Pandora CFO Michael Herring told Bloomberg that "We have said we invest aggressively in the front half as we are building sales teams," adding that "our investment curve is higher than the Street expected."
Yet it's crucial to understand that Pandora still faces a very large total addressable market. Automakers, for example, are increasingly looking to replace traditional car radios with app-based streaming services. Pandora is increasingly the streaming service of choice both as original equipment in the vehicle and through the smartphone-based plug-in streaming services.

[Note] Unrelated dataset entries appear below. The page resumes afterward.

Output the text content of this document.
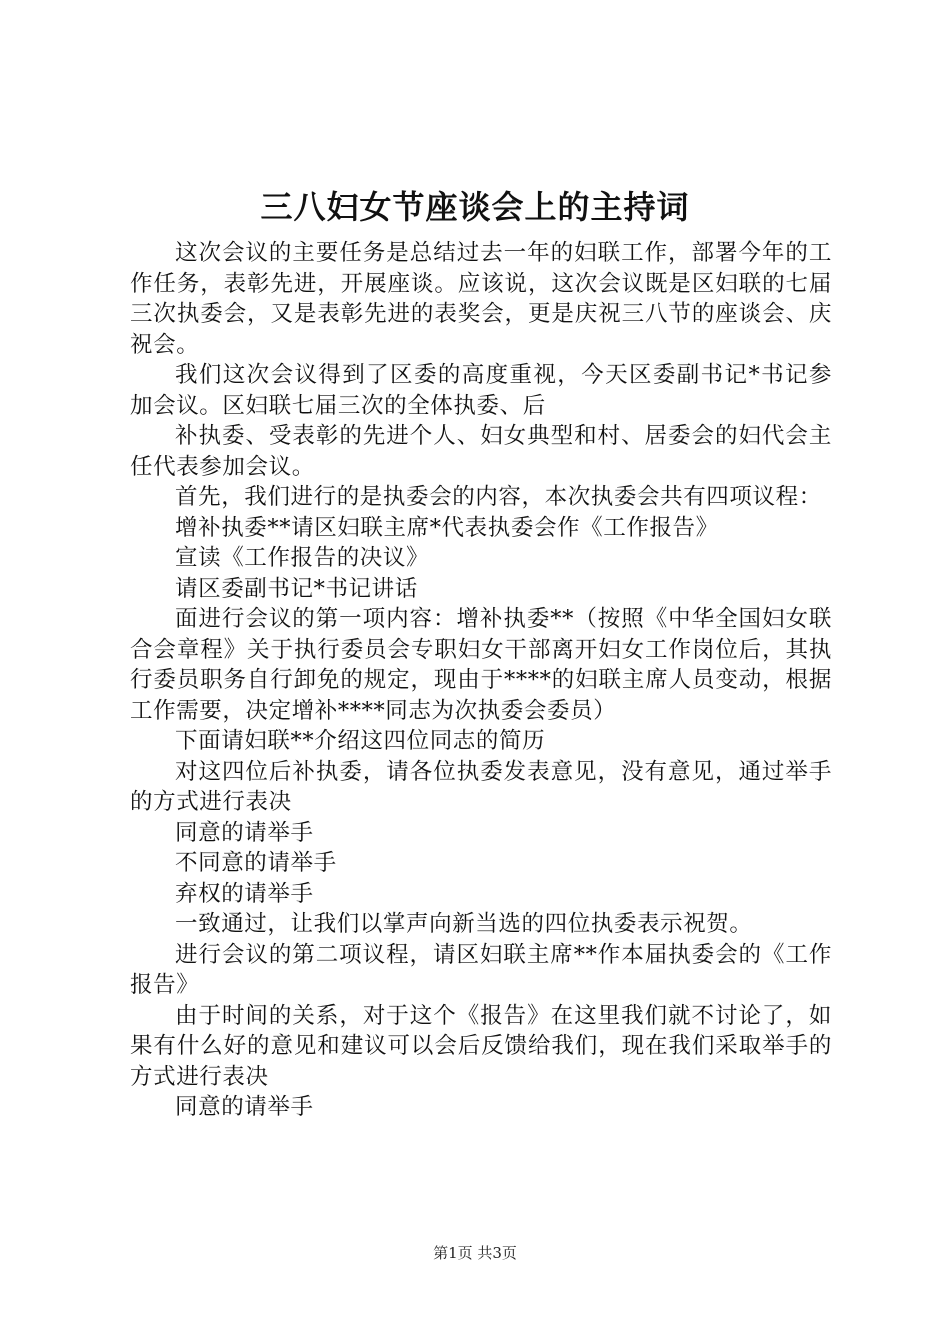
三八妇女节座谈会上的主持词

这次会议的主要任务是总结过去一年的妇联工作，部署今年的工作任务，表彰先进，开展座谈。应该说，这次会议既是区妇联的七届三次执委会，又是表彰先进的表奖会，更是庆祝三八节的座谈会、庆祝会。

我们这次会议得到了区委的高度重视，今天区委副书记*书记参加会议。区妇联七届三次的全体执委、后

补执委、受表彰的先进个人、妇女典型和村、居委会的妇代会主任代表参加会议。

首先，我们进行的是执委会的内容，本次执委会共有四项议程：

增补执委**请区妇联主席*代表执委会作《工作报告》

宣读《工作报告的决议》

请区委副书记*书记讲话

面进行会议的第一项内容：增补执委**（按照《中华全国妇女联合会章程》关于执行委员会专职妇女干部离开妇女工作岗位后，其执行委员职务自行卸免的规定，现由于****的妇联主席人员变动，根据工作需要，决定增补****同志为次执委会委员）

下面请妇联**介绍这四位同志的简历

对这四位后补执委，请各位执委发表意见，没有意见，通过举手的方式进行表决

同意的请举手

不同意的请举手

弃权的请举手

一致通过，让我们以掌声向新当选的四位执委表示祝贺。

进行会议的第二项议程，请区妇联主席**作本届执委会的《工作报告》

由于时间的关系，对于这个《报告》在这里我们就不讨论了，如果有什么好的意见和建议可以会后反馈给我们，现在我们采取举手的方式进行表决

同意的请举手

第1页 共3页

In that context, a decision to boost spending on sales and marketing now makes ample sense.
Analysts at Goldman Sachs "believe there is considerable upside to growth expectations as local advertisers move online and Pandora leverages investments in sales, technology, targeting, and ad buying platform integration, against its existing cost base."
A clear disconnect has emerged regarding Pandora. Investors have taken the quarterly report as a sign that Pandora's path to eventual profits has been dinged by that slight sequential drop in active users and the higher-than-expected overhead expenses now in place.
Yet Wall Street analysts greeted the quarter with much more enthusiasm. Goldman Sachs, and Merrill Lynch, for example, have $35 and $39 price targets, respectively. Merrill Lynch's Mat Schindler, for example, believes "Pandora's Internet-based radio service will continue to rapidly take share from traditional radio as users gravitate toward the greater flexibility and personalization of Pandora's Internet offering and advertisers are attracted to the better targeting."
Simply put, it's myopic to view Pandora's quarterly snapshot as a sign that this business model has already peaked.
Risks to consider: Pandora has built a dedicated customer base, but firms such as Apple and Google (GOOG) are keen to be big players in this market, and price wars aimed at building market share may ensue.
Action to take: Companies often get penalized for boosting spending on sales and marketing. To take a bearish view, such actions can be a sign that turf needs to be defended against a rising competitive threat. To take a more bullish view, such spending is crucial for any company that has built a solid lead in the early innings of a growing category. Pandora has a real shot at becoming the de facto car radio for millions of listeners, and the recent share price pullback provides a fresh chance to latch on to this high-growth business model.
David Sterman does not personally hold positions in any securities mentioned in this article.
StreetAuthority LLC does not hold positions in any securities mentioned in this article.